– Вы боялись показать Фелла доктору?
– Точно, – кивнул Гойзман. – А нога с каждым днем, с каждым часом выглядел все хуже и хуже. Развился сильный отек, стали заметны первые признаки гангрены. Пальцы потемнели, икроножная мышца посинела и раздулась, как тот фонарный столб. Мой брат неплохо знаком с ветеринарией. Он пытался помочь: поставить кость на место, наложить шины. Но, кажется, только хуже сделал. Фелл кричал ночи напролет, у него поднялась температура. Я спускался в подвал в тот последний вечер, когда Фелл был ещё жив. Он выглядел ужасно. Не мог ни лежать, ни сидеть. Он отказывался от еды, не хотел говорить, только кашлял и стонал. Можно было попробовать ампутировать ему ногу прямо там, в подвале. Но брат за это не взялся. Сказал, что шансов на успех все равно ни хрена нет. Надо было что-то делать.
– И вы решили…
– А что нам оставалось? Закапывать труп где-нибудь лесу расковано. Могилу могли разрыть собаки или грызуны. Не этой осенью, так следующей весной. Даже если обезобразить тело топором или кувалдой, даже сжечь в костре, не существует гарантий, что в случае обнаружения останков их не опознают. Если спецслужбы возьмутся за дело всерьез, веревочка потянется к моему брату, ко мне… Разве нет?
– Пожалуй, – кивнул Колчин. – Чиновники Форин-офиса и сотрудники английских спецслужб сдают пробы ДНК, которые затем хранятся в их личных делах. Как бы ни изуродовали труп, будьте уверены, что его идентифицируют.
– Вот видите, я прав, – неизвестно чему обрадовался Гойзман. – Мы вкололи Феллу сильное обезболивающее и десять кубиков «регипнола», чтобы поспал дорогой до Лондона. Довезли до пустыря в трущобном районе, связали «ласточкой», прикрутили веревкой ноги к шее. Это почерк уличных бандитов, которые там орудуют. Постояли, покурили, пока он… Ну, вы понимаете. Мы все рассчитали верно: в газетах писали, что Фелл стал жертвой банды цветных подростков. Такова версия следствия.
– Кто связывал Фелла и надевал петлю на шею?
Глубоко вздыхая, Гойзман долго молчал.

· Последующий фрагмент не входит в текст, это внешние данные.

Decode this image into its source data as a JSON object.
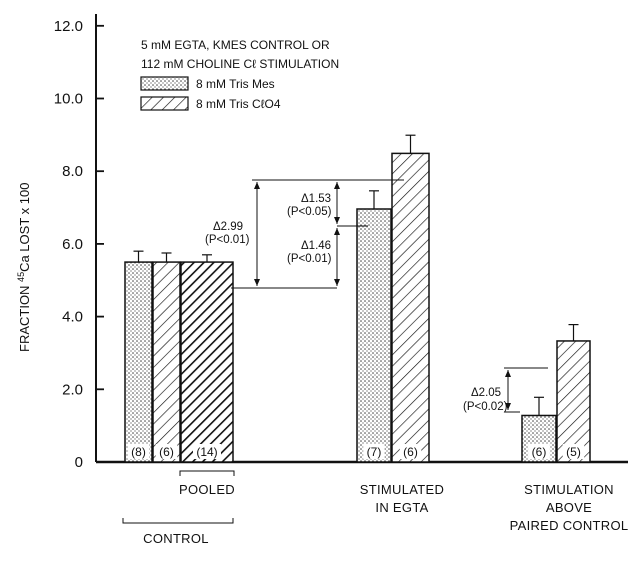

Не хотелось становиться Иудой, продающим родного человека. Но лгать, брать на себя вину за убийство, совершенное чужими руками, пусть даже руками родного брата, – это не годится, ни в одни ворота не лезет.
– Я не слышу ответа, – сзади Донцов ткнул Гойзмана в шею пистолетом.
Но тот не успел ничего сказать. Сверкнули фары фургона, поворачивающего в тупик. Гойзман вздохнул с облегчением. Едет Натан. Брат верен себе, не обманул, не струсил, не сбежал. И опоздал всего на несколько минут. Бежевый фургон въехал в ворота, остановился метрах в двадцати от «ягуара». Колчин, как было условленно, дважды мигнул фарами. Сидевший за рулем Натан поступил так, как его проинструктировали во время телефонной беседы. Он остался сидеть на водительском месте, выключил фары, но не погасил габаритные огни.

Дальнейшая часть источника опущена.